Desfiladeros del amor by de la Borbolla Óscar

Desfiladeros del amor by de la Borbolla Óscar

autor:de la Borbolla, Óscar
La lengua: spa
Format: epub
ISBN: 9786073113892
editor: Penguin Random House Grupo Editorial México


LA INFANCIA

INTERMINABLE

Todo comenzó cuando reprobé cuarto de primaria. Manolo y mis demás compañeros se mudaron al salón de quinto con la nueva maestra y yo permanecí como repetidor en la misma aula y hasta volví a ocupar mi antiguo asiento, pues, al formarme según mi estatura entre los que pasaban a cuarto, me tocó el pupitre de siempre: el segundo, al pie de la ventana. Miré mis iniciales labradas con pluma atómica sobre la tapa de madera y, al repintarlas, me vino a la memoria el primer día de clases del año anterior. Aquella mañana me sacaron del lugar que había elegido en la fila para colocarme detrás de Manolo: yo era un poco más alto, un pelito nada más, ni te creas muy salsa; de todas maneras te gano, ¿no? A mí me la pelas, ¿quieres verlo a la salida? La Marcha de Zacatecas interrumpió nuestro encuentro. La maestra dio la orden de avanzar y, entre rodillazos y empujones, entramos en ese salón del que al parecer no habría de salir nunca.

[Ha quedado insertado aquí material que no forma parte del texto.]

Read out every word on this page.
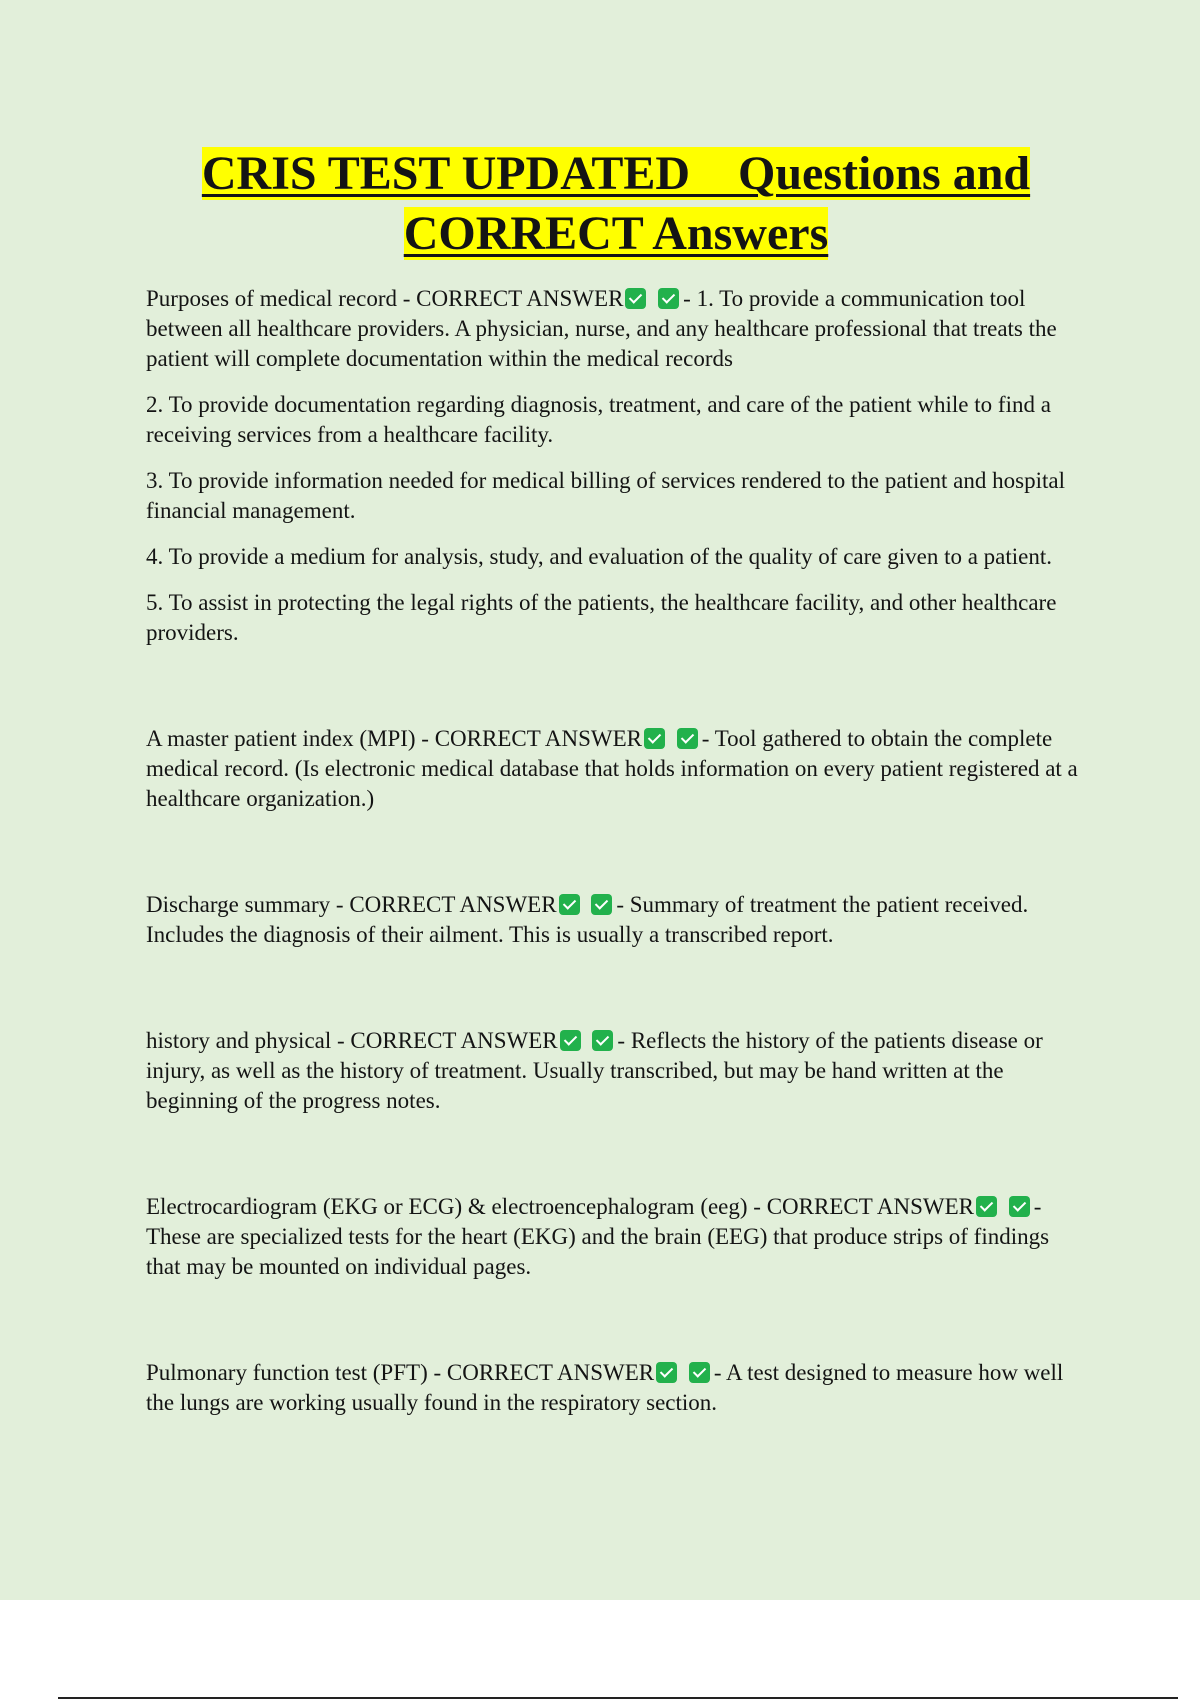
CRIS TEST UPDATED    Questions and
CORRECT Answers

Purposes of medical record - CORRECT ANSWER	- 1. To provide a communication tool between all healthcare providers. A physician, nurse, and any healthcare professional that treats the patient will complete documentation within the medical records

2. To provide documentation regarding diagnosis, treatment, and care of the patient while to find a receiving services from a healthcare facility.

3. To provide information needed for medical billing of services rendered to the patient and hospital financial management.

4. To provide a medium for analysis, study, and evaluation of the quality of care given to a patient.

5. To assist in protecting the legal rights of the patients, the healthcare facility, and other healthcare providers.

A master patient index (MPI) - CORRECT ANSWER	- Tool gathered to obtain the complete medical record. (Is electronic medical database that holds information on every patient registered at a healthcare organization.)

Discharge summary - CORRECT ANSWER	- Summary of treatment the patient received. Includes the diagnosis of their ailment. This is usually a transcribed report.

history and physical - CORRECT ANSWER	- Reflects the history of the patients disease or injury, as well as the history of treatment. Usually transcribed, but may be hand written at the beginning of the progress notes.

Electrocardiogram (EKG or ECG) & electroencephalogram (eeg) - CORRECT ANSWER	- These are specialized tests for the heart (EKG) and the brain (EEG) that produce strips of findings that may be mounted on individual pages.

Pulmonary function test (PFT) - CORRECT ANSWER	- A test designed to measure how well the lungs are working usually found in the respiratory section.
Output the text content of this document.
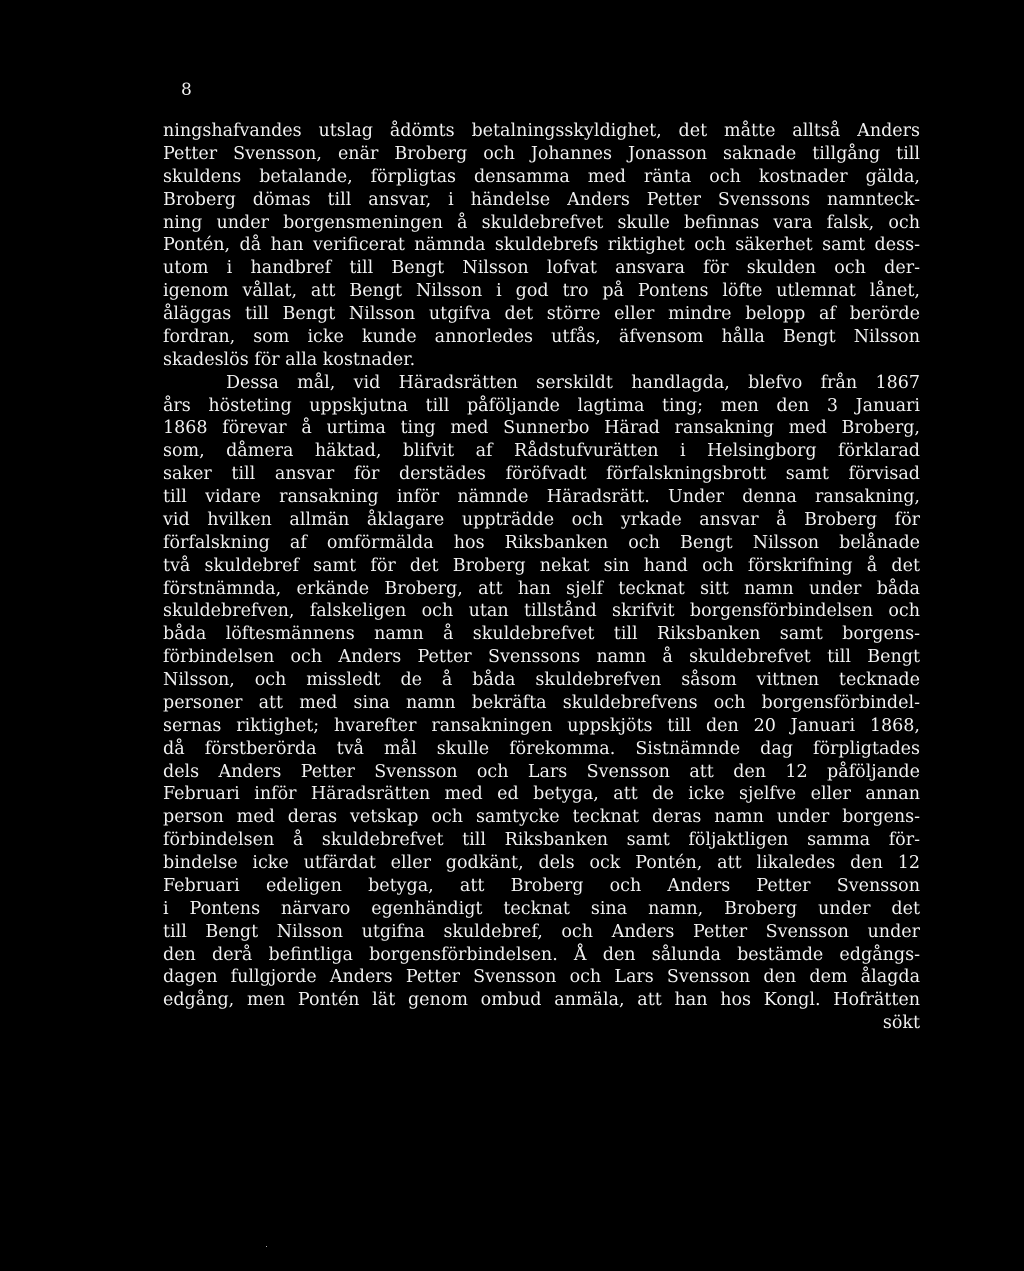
8
ningshafvandes utslag ådömts betalningsskyldighet, det måtte alltså Anders
Petter Svensson, enär Broberg och Johannes Jonasson saknade tillgång till
skuldens betalande, förpligtas densamma med ränta och kostnader gälda,
Broberg dömas till ansvar, i händelse Anders Petter Svenssons namnteck-
ning under borgensmeningen å skuldebrefvet skulle befinnas vara falsk, och
Pontén, då han verificerat nämnda skuldebrefs riktighet och säkerhet samt dess-
utom i handbref till Bengt Nilsson lofvat ansvara för skulden och der-
igenom vållat, att Bengt Nilsson i god tro på Pontens löfte utlemnat lånet,
åläggas till Bengt Nilsson utgifva det större eller mindre belopp af berörde
fordran, som icke kunde annorledes utfås, äfvensom hålla Bengt Nilsson
skadeslös för alla kostnader.
Dessa mål, vid Häradsrätten serskildt handlagda, blefvo från 1867
års hösteting uppskjutna till påföljande lagtima ting; men den 3 Januari
1868 förevar å urtima ting med Sunnerbo Härad ransakning med Broberg,
som, dåmera häktad, blifvit af Rådstufvurätten i Helsingborg förklarad
saker till ansvar för derstädes föröfvadt förfalskningsbrott samt förvisad
till vidare ransakning inför nämnde Häradsrätt. Under denna ransakning,
vid hvilken allmän åklagare uppträdde och yrkade ansvar å Broberg för
förfalskning af omförmälda hos Riksbanken och Bengt Nilsson belånade
två skuldebref samt för det Broberg nekat sin hand och förskrifning å det
förstnämnda, erkände Broberg, att han sjelf tecknat sitt namn under båda
skuldebrefven, falskeligen och utan tillstånd skrifvit borgensförbindelsen och
båda löftesmännens namn å skuldebrefvet till Riksbanken samt borgens-
förbindelsen och Anders Petter Svenssons namn å skuldebrefvet till Bengt
Nilsson, och missledt de å båda skuldebrefven såsom vittnen tecknade
personer att med sina namn bekräfta skuldebrefvens och borgensförbindel-
sernas riktighet; hvarefter ransakningen uppskjöts till den 20 Januari 1868,
då förstberörda två mål skulle förekomma. Sistnämnde dag förpligtades
dels Anders Petter Svensson och Lars Svensson att den 12 påföljande
Februari inför Häradsrätten med ed betyga, att de icke sjelfve eller annan
person med deras vetskap och samtycke tecknat deras namn under borgens-
förbindelsen å skuldebrefvet till Riksbanken samt följaktligen samma för-
bindelse icke utfärdat eller godkänt, dels ock Pontén, att likaledes den 12
Februari edeligen betyga, att Broberg och Anders Petter Svensson
i Pontens närvaro egenhändigt tecknat sina namn, Broberg under det
till Bengt Nilsson utgifna skuldebref, och Anders Petter Svensson under
den derå befintliga borgensförbindelsen. Å den sålunda bestämde edgångs-
dagen fullgjorde Anders Petter Svensson och Lars Svensson den dem ålagda
edgång, men Pontén lät genom ombud anmäla, att han hos Kongl. Hofrätten
sökt
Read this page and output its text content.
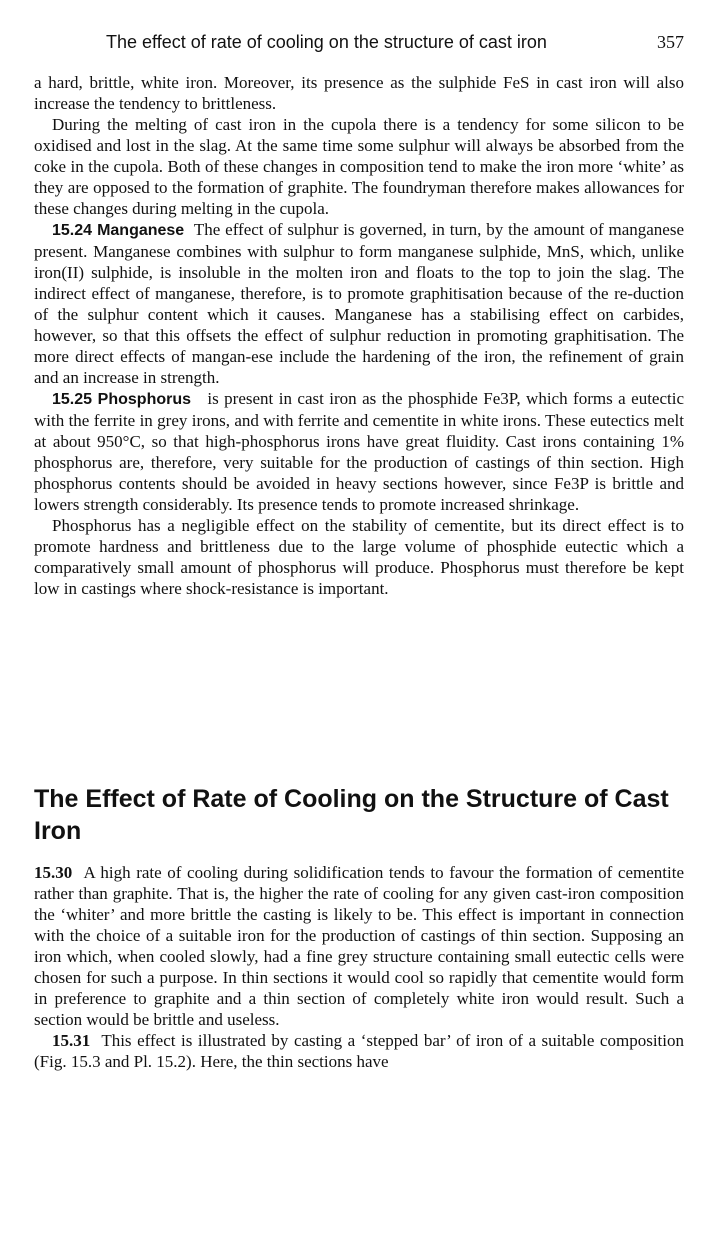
The effect of rate of cooling on the structure of cast iron	357

a hard, brittle, white iron. Moreover, its presence as the sulphide FeS in cast iron will also increase the tendency to brittleness.

During the melting of cast iron in the cupola there is a tendency for some silicon to be oxidised and lost in the slag. At the same time some sulphur will always be absorbed from the coke in the cupola. Both of these changes in composition tend to make the iron more ‘white’ as they are opposed to the formation of graphite. The foundryman therefore makes allowances for these changes during melting in the cupola.

15.24 Manganese The effect of sulphur is governed, in turn, by the amount of manganese present. Manganese combines with sulphur to form manganese sulphide, MnS, which, unlike iron(II) sulphide, is insoluble in the molten iron and floats to the top to join the slag. The indirect effect of manganese, therefore, is to promote graphitisation because of the re-duction of the sulphur content which it causes. Manganese has a stabilising effect on carbides, however, so that this offsets the effect of sulphur reduction in promoting graphitisation. The more direct effects of mangan-ese include the hardening of the iron, the refinement of grain and an increase in strength.

15.25 Phosphorus is present in cast iron as the phosphide Fe3P, which forms a eutectic with the ferrite in grey irons, and with ferrite and cementite in white irons. These eutectics melt at about 950°C, so that high-phosphorus irons have great fluidity. Cast irons containing 1% phosphorus are, therefore, very suitable for the production of castings of thin section. High phosphorus contents should be avoided in heavy sections however, since Fe3P is brittle and lowers strength considerably. Its presence tends to promote increased shrinkage.

Phosphorus has a negligible effect on the stability of cementite, but its direct effect is to promote hardness and brittleness due to the large volume of phosphide eutectic which a comparatively small amount of phosphorus will produce. Phosphorus must therefore be kept low in castings where shock-resistance is important.

The Effect of Rate of Cooling on the Structure of Cast Iron

15.30 A high rate of cooling during solidification tends to favour the formation of cementite rather than graphite. That is, the higher the rate of cooling for any given cast-iron composition the ‘whiter’ and more brittle the casting is likely to be. This effect is important in connection with the choice of a suitable iron for the production of castings of thin section. Supposing an iron which, when cooled slowly, had a fine grey structure containing small eutectic cells were chosen for such a purpose. In thin sections it would cool so rapidly that cementite would form in preference to graphite and a thin section of completely white iron would result. Such a section would be brittle and useless.

15.31 This effect is illustrated by casting a ‘stepped bar’ of iron of a suitable composition (Fig. 15.3 and Pl. 15.2). Here, the thin sections have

Aquella vez grabé mis iniciales: era una costumbre practicada por todos en la escuela y también yo me sentía con derecho, pues, aunque existían los de quinto y sexto, yo ya gozaba de unos privilegios indiscutibles sobre los niños de años inferiores: ellos iban a conocer apenas la angustia, las vocales, los números arábigos que nunca tienen fin, las sumas y las restas, y yo, en cambio, alertado por un codazo de Manolo, me iba a extasiar en la contemplación de las medias de la maestra de cuarto, que entonces era joven y se sentaba sin cerrar las piernas. Las medias estaban sujetas a sus muslos por unas ligas rojas que anillaban bajo su falda un blando túnel triangular. Mi vista fondeaba con lascivia infantil en la misteriosa desembocadura y en aquel triangulito del fondo, que cada día se ofrecía de distinto color a mis ojos, empezó a ejercer una atracción gravitatoria que concentraba todos mis pensamientos. Me sacaron de clase, me mandaron a la dirección por no saber las tablas de multiplicar, por rayar las bancas, por aventar aviones de papel, por quedarme dormido sobre el cuaderno de Ciencias Naturales y por fisgón. Aquello se convirtió en el inicio de mi amistad con Manolo y en un sueño recurrente en el que el triángulo hipnótico aparecía volando como un papalote en un cielo nocturno de sábanas y carne que mi abuela no podía descifrar ni con todos sus esfuerzos de cartomántica del tarot y sus horas de reflexión y bordado interminables.

Manolo y yo éramos de esos escuincles tatuados, con mocos tiesos, de esos que al sentarse revientan las costuras traseras de los pantalones del diario y a quienes en épocas de lluvia se les mete el agua en los zapatos. Ambos poníamos la mirada triste cuando los otros niños sacaban a relucir en el recreo sus tortas de jamón o de cajeta: nosotros nos rascábamos unas bolitas de hilo y mugre en los bolsillos desfondados. No te estés rejunjuneando las verijas, me decía y yo le contestaba: Es que tengo hambre.